Some practical experience has been gained with certain industrial recovery options, such as soil amendment, cement manufacture, gypsum raw material, concrete filler, but none – apart from soil modifiers – have been implemented to a full industrial scale. In this last case, final dewatering is achieved using press filters, and the product can be used without further drying.

2.3.10.4.3 Product from brine purification

Several attempts have been made to recover the CaCO3 fraction from the brine purification effluent, but they inevitably faced the problem of the chloride content in the effluent needing to be treated and of the impurities remaining after the treatment. The final product could never compete with purer products available on the market.

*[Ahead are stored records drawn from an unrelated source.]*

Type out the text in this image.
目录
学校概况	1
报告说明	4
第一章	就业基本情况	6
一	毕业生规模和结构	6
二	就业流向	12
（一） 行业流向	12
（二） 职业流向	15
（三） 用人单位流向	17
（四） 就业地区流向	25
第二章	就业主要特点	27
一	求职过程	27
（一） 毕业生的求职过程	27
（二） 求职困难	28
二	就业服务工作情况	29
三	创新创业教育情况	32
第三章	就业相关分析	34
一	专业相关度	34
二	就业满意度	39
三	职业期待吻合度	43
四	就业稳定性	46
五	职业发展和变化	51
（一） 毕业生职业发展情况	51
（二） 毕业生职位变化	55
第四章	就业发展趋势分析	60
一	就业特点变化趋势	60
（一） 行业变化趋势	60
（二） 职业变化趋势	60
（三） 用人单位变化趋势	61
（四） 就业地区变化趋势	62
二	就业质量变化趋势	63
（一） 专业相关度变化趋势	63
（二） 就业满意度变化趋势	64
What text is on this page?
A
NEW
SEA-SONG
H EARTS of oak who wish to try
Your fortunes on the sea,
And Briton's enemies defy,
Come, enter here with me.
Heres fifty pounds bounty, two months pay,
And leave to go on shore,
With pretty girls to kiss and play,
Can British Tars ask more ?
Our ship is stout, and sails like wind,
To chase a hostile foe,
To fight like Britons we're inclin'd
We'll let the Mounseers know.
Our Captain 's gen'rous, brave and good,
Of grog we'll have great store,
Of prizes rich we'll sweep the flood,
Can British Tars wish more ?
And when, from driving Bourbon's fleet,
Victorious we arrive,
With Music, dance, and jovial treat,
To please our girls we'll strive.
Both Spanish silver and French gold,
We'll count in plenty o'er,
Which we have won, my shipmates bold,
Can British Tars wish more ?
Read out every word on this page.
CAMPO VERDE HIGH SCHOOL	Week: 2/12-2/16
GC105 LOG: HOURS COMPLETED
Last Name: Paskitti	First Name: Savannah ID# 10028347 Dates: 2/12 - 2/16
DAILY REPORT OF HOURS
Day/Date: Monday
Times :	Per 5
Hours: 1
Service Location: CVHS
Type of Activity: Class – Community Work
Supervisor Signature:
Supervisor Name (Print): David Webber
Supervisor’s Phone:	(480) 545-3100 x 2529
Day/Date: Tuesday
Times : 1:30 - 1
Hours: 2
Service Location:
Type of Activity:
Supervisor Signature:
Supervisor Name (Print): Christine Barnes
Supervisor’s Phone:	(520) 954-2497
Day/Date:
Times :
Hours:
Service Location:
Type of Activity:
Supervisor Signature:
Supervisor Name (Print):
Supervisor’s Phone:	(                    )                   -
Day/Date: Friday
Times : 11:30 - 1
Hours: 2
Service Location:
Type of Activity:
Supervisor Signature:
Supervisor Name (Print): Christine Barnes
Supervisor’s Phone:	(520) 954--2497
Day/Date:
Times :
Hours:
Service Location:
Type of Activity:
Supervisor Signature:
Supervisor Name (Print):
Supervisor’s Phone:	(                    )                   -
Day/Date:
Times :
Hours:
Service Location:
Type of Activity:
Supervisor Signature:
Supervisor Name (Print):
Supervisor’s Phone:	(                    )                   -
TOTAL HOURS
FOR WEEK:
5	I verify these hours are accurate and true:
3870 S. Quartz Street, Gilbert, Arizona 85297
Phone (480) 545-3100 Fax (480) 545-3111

Some experience of agricultural applications for acidic soils with a high clay content is available, but the use of the recovered CaCO3 is restricted to the soils exhibiting the corresponding characteristics.

It should be noted that heavy metals originating from the brine are passed to the solids removed from the brine during its purification. Therefore, where there are no viable end applications for the solids from brine purification, they are normally handled with the other solids arising from the process or, where geological conditions are favourable, are separately re-injected into the salt strata from which the salt was originally extracted.